The Force Spokesman, Jimoh Moshood, talks about SARS and the complaints against some of its personnel with Adelani Adepegba.
What is the requirement for enlistment in SARS?
The Special Anti-Robbery Squad is a specialised unit of the Force that deals with armed robbery, kidnapping, cattle rustling, car snatching and the like; any crime involving use of firearms. Like in Numan, Adamawa State where militia are attacking people, the SARS had been deployed along with other units of the Force. To be in SARS, first, you must be a policeman, a general duty officer, and you must have been in the job for not less than five years. You must also have prerequisite experience before you can be posted to the squad. The officer would also undergo operational training as well as training on handling of suspects. We are quite concerned with the complaints against SARS and that is why the Inspector-General of Police has directed its re-organisation. We know that most of the complaints and allegations against SARS are not always true, but the IG has ordered an investigation to ascertain them. He has also directed that human rights desk be set up in all the state commands to handle rights abuse by SARS operatives. So, the people who started the #EndSARS campaign can channel their grievances to the desk officers for investigation. SARS has been in existence for over 40 years and it is essential to the force, so we cannot dismantle it.
Why did it take the police this long to re-organise the squad despite several allegations against the personnel?

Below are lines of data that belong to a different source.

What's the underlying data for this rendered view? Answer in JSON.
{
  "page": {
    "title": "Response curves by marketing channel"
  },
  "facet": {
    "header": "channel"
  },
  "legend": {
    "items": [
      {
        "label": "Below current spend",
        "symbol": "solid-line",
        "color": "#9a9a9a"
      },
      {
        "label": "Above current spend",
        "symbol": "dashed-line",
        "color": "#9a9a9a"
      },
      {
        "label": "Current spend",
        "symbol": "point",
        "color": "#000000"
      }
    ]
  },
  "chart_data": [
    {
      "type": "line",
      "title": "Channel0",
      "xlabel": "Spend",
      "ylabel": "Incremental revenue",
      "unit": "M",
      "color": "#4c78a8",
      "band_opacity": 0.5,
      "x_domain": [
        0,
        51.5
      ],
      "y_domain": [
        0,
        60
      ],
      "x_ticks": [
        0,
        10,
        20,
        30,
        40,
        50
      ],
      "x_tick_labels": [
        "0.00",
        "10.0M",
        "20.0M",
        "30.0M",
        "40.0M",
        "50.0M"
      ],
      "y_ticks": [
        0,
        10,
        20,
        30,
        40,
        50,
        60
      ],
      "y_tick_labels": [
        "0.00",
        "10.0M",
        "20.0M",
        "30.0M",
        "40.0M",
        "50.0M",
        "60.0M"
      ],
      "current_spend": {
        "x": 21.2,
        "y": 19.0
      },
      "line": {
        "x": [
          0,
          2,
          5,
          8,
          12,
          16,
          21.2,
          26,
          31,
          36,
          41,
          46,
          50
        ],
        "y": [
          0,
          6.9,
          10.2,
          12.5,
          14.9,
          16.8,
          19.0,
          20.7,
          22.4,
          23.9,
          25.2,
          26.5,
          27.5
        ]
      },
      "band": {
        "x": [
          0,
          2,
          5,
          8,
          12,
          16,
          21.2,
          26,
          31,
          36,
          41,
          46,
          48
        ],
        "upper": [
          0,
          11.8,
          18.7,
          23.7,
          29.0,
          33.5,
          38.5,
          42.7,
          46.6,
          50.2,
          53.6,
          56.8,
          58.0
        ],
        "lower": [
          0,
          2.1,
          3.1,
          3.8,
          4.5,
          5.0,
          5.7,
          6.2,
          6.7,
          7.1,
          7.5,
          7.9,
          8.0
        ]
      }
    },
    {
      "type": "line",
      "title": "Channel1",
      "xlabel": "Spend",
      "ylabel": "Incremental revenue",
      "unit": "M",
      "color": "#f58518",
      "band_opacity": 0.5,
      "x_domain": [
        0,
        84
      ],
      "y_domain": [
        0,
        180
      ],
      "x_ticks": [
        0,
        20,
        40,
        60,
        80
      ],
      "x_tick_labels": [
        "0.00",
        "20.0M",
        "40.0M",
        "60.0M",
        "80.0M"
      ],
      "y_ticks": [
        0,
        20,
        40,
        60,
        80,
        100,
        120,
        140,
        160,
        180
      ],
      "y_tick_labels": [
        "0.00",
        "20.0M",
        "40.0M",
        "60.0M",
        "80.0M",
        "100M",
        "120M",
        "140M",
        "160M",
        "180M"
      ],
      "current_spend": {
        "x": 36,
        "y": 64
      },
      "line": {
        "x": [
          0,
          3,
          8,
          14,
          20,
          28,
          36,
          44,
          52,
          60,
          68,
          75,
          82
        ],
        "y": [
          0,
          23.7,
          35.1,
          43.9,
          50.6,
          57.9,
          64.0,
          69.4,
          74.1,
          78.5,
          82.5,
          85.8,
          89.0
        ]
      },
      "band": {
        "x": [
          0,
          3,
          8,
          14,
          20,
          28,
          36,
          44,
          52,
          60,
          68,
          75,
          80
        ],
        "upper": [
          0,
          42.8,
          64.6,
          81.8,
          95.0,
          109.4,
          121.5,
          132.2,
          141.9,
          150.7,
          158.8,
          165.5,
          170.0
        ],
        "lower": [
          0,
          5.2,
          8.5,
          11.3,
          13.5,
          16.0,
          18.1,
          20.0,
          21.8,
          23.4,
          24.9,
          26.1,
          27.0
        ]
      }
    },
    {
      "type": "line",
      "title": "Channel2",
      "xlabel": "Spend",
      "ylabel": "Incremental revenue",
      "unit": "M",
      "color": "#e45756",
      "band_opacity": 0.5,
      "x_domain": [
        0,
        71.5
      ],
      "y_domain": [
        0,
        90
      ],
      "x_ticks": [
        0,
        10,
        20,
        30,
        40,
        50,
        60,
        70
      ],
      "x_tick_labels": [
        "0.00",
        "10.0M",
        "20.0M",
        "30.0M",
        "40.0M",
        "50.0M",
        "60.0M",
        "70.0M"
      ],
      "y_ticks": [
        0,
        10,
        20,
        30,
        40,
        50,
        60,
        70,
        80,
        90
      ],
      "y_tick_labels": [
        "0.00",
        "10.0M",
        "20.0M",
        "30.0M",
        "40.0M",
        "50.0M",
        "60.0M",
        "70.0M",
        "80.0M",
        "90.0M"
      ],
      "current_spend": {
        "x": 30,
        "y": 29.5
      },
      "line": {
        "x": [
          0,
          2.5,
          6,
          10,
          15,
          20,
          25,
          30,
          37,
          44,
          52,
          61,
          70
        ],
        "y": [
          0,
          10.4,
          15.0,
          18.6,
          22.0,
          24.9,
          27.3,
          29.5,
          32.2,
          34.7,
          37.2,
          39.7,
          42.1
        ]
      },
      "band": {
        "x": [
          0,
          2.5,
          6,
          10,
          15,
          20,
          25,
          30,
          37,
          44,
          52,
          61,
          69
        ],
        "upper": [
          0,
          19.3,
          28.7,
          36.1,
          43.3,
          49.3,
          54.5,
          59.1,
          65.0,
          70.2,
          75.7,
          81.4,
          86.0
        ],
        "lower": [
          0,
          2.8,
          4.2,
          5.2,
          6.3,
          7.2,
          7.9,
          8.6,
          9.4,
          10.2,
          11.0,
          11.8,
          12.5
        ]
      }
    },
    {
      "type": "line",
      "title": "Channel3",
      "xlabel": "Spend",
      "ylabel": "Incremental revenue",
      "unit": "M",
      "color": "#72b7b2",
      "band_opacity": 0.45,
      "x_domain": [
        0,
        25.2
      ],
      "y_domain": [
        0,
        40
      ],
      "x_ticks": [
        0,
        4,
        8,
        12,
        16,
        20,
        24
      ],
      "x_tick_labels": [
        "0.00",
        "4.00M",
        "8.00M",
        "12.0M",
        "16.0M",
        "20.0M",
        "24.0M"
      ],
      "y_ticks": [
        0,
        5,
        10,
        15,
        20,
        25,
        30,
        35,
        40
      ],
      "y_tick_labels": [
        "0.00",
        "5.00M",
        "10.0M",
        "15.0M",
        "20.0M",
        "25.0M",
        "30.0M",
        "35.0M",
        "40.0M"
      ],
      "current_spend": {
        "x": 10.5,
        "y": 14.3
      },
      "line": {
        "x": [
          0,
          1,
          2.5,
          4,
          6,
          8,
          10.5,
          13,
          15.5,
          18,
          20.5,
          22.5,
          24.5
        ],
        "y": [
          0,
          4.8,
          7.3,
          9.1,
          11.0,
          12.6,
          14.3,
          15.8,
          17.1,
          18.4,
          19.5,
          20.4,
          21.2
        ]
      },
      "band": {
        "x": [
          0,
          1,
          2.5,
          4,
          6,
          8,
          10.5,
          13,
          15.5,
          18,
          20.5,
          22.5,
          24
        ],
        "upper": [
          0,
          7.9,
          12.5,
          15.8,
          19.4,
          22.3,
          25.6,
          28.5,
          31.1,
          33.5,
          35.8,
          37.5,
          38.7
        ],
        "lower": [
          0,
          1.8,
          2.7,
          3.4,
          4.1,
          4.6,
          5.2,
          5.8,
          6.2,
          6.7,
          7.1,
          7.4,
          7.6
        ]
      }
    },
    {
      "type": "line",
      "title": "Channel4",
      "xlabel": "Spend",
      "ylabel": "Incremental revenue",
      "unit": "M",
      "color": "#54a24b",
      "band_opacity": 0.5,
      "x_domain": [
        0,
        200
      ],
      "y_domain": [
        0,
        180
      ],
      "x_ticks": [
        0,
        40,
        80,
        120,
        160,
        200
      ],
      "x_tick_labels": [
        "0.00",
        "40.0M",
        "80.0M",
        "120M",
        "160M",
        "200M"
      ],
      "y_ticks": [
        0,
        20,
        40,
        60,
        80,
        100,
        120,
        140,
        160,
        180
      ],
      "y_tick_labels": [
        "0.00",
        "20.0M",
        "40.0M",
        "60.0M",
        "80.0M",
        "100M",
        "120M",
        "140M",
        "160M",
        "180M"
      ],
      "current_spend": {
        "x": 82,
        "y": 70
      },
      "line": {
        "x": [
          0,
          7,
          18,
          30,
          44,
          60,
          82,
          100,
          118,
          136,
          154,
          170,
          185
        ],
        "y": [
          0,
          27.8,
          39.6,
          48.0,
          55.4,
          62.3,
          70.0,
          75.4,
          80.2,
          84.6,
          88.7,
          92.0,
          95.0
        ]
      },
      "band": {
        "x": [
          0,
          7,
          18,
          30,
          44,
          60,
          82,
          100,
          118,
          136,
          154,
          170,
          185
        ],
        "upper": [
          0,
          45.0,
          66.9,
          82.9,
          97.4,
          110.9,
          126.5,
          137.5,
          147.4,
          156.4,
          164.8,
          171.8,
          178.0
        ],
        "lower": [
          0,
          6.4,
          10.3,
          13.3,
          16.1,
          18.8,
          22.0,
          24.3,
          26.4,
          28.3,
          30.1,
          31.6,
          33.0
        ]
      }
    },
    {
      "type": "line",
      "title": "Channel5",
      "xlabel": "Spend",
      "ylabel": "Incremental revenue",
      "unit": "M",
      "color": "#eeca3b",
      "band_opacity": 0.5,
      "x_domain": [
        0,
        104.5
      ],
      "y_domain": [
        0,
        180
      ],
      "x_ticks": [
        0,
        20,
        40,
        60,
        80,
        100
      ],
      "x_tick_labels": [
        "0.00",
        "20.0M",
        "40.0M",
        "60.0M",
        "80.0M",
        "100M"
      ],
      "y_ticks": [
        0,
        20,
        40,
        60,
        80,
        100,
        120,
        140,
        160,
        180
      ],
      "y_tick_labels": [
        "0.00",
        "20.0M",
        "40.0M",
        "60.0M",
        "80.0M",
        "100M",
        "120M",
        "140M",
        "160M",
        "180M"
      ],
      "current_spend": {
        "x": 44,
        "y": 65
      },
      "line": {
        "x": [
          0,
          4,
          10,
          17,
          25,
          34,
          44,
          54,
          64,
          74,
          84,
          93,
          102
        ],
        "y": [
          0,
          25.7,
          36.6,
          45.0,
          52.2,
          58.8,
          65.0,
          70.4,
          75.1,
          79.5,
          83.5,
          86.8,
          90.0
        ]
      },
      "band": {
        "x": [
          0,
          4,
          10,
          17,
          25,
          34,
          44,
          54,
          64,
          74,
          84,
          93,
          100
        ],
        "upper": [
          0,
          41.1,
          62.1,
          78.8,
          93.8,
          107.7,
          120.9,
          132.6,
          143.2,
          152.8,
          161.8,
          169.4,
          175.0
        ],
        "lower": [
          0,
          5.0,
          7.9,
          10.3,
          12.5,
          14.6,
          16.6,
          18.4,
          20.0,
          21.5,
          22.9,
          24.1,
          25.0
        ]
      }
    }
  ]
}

I won’t argue that it took some time for the re-organisation. Since the IG assumed office, he has been instituting internal reforms in the operation of the force. He also fashioned out some creed which is like our Bible or Quran guiding our work. This creed has been drummed into the operatives and everywhere he goes, he impresses it on the personnel to respect human rights, shun corruption and indiscipline and to be civil. To say it took us long to re-organise the squad would not be correct because when he assumed office, he directed the training of SARS operatives by some civil organisations and the Red Cross. What we are saying is that, some of the complaints in the social media are genuine, and some happened five, six years ago and some are bringing them up now. We know that any organisation that is subject to public opinion has to grapple with the responsibility of educating the public constantly. We can’t say because there are one or two infractions, we should end SARS because if you end SARS, robbers would take over. We appreciate the patriotism of those demanding an end to SARS, but other groups are equally saying, reform SARS. So if they have any complaint against the unit, let them tell us and it would be addressed.
Since you admitted that some complaints against SARS were genuine, why did you say those behind #EndSARS campaign are armed robbers?
We issued a press release and there was nowhere I mentioned that those calling for end to SARS are armed robbers. I never said that, but people can twist any issue. As a well-bred public relations officer, I would never call anybody armed robber. People should know where the calls are coming from, so anybody that has complaint against SARS should come forward. Like I said, some of them are genuine, but people should follow up on their complaints. We want those behind the campaign against SARS to have a rethink and join us in supporting SARS for the safety of all Nigerians.
What punishment awaits any SARS operative indicted for professional misconduct?
We don’t spare anyone found wanting. If anyone is found wanting, the appropriate measure would be taken. In this regard, if it is the rank and file, such officer would be defaulted, or dismissed from the Force if he was indicted for discreditable conduct. Most of the time, what we witnessed is the complainant pleading on behalf of an indicted officer or not showing up in court to give evidence.